# 1967 Lemans door removal



## RM9700 (Oct 18, 2011)

Hi Guys,
I am new to restoration and was wondering how to remove the doors on a 1967 pontiac lemans.

Thanks


----------



## geeteeohguy (Feb 2, 2008)

If taking the whole car apart, do it with the fenders off. If just replacing the hinges, you can leave all the sheet metal on the car. You will need special 'S" shaped wrenches to get to the bolts (Harbor Freight has them) and a big Phillips head bit chucked into a 5/16" socket with a 3/8" drive breaker bar. Get a helper to hold the door up and to avoid damaging the door, the fender, and your toes.


----------



## BearGFR (Aug 25, 2008)

If you do decide to remove the whole door with the hinges (after you've removed the front fenders to get access to the bolts), before you start drill 3 small holes through each hinge plate and into the side of the cowl, exactly the same size as some good stiff music wire or welding rod. You should be able to insert the wire through the holes and into the cowl, but it should be a tight fit. Then when you're ready to put the doors back on, insert three pieces of wire through each of the hinge plates, then into the holes in the cowl. This will help you re-install the doors in the exact same position/alignment as there were when you removed them. That can save a bunch of headaches later, trying to re-align the doors.

Bear


----------



## RM9700 (Oct 18, 2011)

Thanks for the tips. I like the idea about drilling the 3 small holes. I was not aware of the hinges were adjustable.


----------



## RM9700 (Oct 18, 2011)

I have a question for Geeteeohguy.
I see you have a convertible and was wondering how to repair my rear passenger window.
The glass is good but when cranking it up and down i have to push the window a little to allow it to move.

Thanks


----------



## BearGFR (Aug 25, 2008)

RM9700 said:


> Thanks for the tips. I like the idea about drilling the 3 small holes.
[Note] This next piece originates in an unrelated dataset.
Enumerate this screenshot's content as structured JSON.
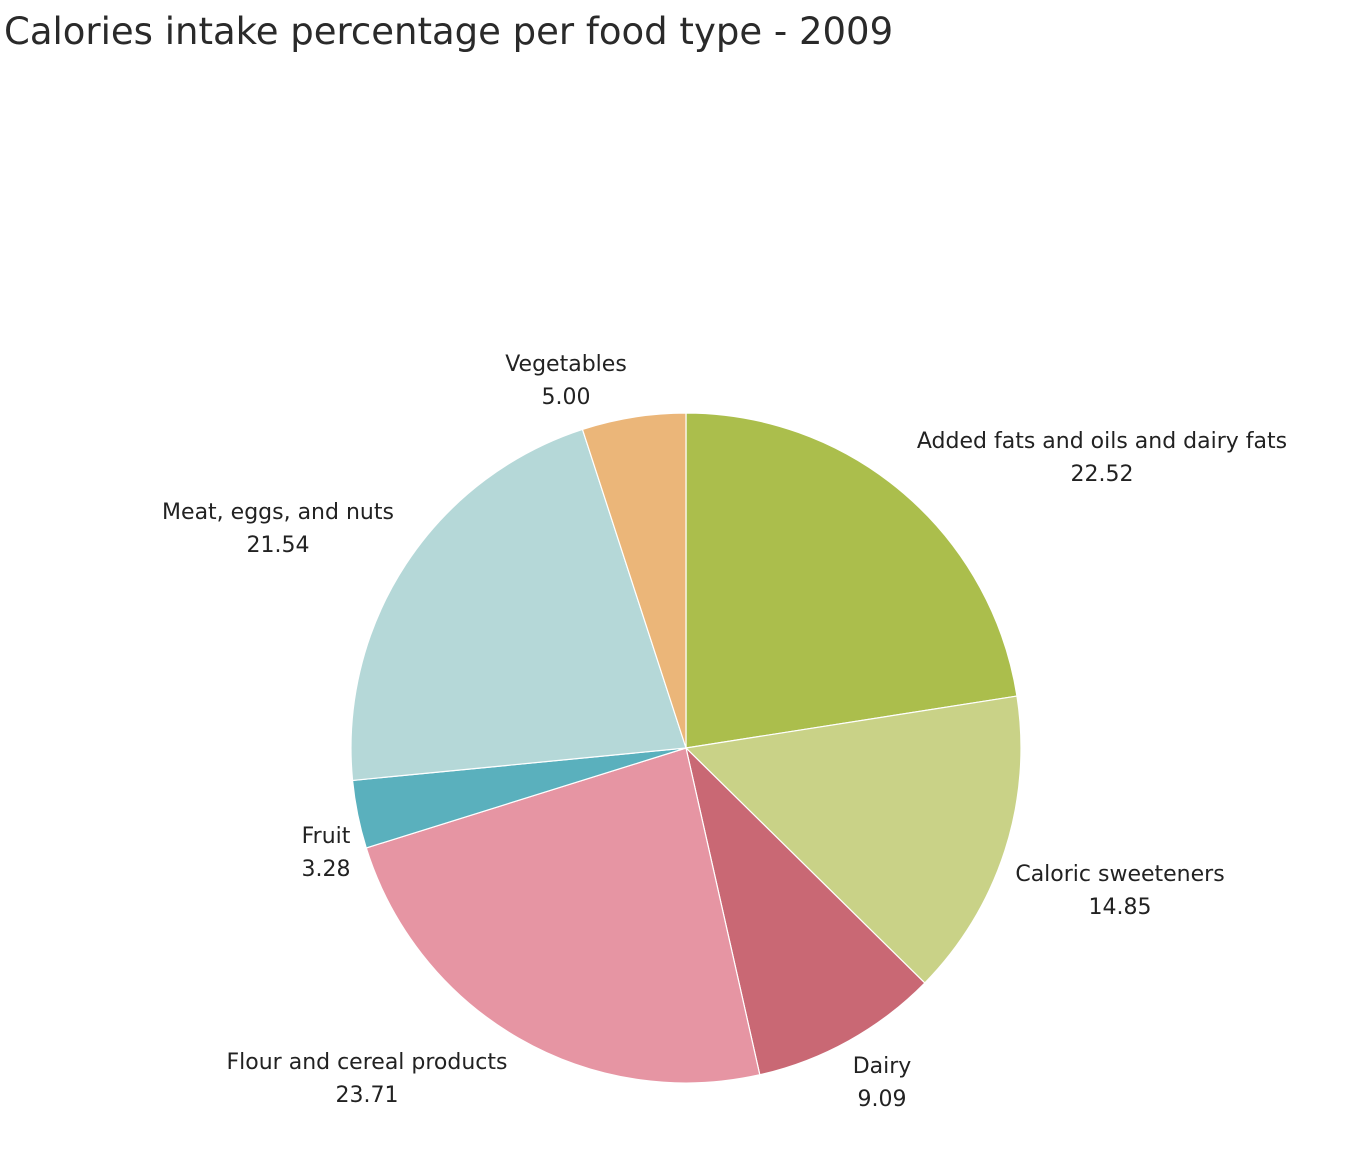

I was not aware of the hinges were adjustable.


Yeah - usually you find out they are when you remove a bolt and then hear this "thunk" that's the sound of the loosely captive nut inside the cowl falling down and out of position.  Then it's too late because you just lost your alignment  

I'm very happy to say that this is one of the very few mistakes that I managed to avoid making on my car :cheers

Bear


----------



## geeteeohguy (Feb 2, 2008)

The doors are infinitly adjustable....side to side, in and out, back and forth, etc. If you install new hinges, the hole drilling method of alignment will not work 100%. I used a scribe and traced the hinges and got it close. After that, a couple of hours of cursing got the job done. RM9700: you need to pull the side panel off (where the armrest is) so you can get to the regulator mechanism. It may be broken, have a broken roller, or just be gummed up or out of adjustment. Clean the unit with Brake cleaner, and use vaseline or wheel bearing grease to re-lube. Don't use white lithium grease, as it turns into solid clay in a few years, and you'll be doing it over again. (Don't ask me how I know!)


----------



## Josh.AZ.GTO (Jul 11, 2009)

BearGFR said:


> If you do decide to remove the whole door with the hinges (after you've removed the front fenders to get access to the bolts), before you start drill 3 small holes through each hinge plate and into the side of the cowl, exactly the same size as some good stiff music wire or welding rod. You should be able to insert the wire through the holes and into the cowl, but it should be a tight fit. Then when you're ready to put the doors back on, insert three pieces of wire through each of the hinge plates, then into the holes in the cowl. This will help you re-install the doors in the exact same position/alignment as there were when you removed them. That can save a bunch of headaches later, trying to re-align the doors.
> 
> Bear


Do you have pictures of this Bear? 


Sent from my Autoguide iPhone app


----------



## BearGFR (Aug 25, 2008)

No, sorry - I didn't take photos of that when I did it. It's not hard though. ONce the fenders are off but before you remove any bolts, drill 3 small holes (same size as whatever wire you're using) through the hinge plate that bolts to the body and into the cowl. Insert 3 lengths of wire (just to make sure the holes line up and that you can insert the wire). Then go ahead and unbolt and remove the doors, do whatever you need to do to them. When your ready to reinstall them, insert 3 wires again through the holes you drilled, then carefully install the doors - inserting the wires into the holes in the cowl - being careful not to let the door move around enough to bend them. (Takes two people, or one of those fancy carts to hold the door for you). Slide the door up to the body with the wires still sticking through the hinge plates, install and tighten the bolts. If you did it right (and didn't unbolt the hinges from the doors while you had them off), then they'll be in the same spot they were oringinally.

Bear


----------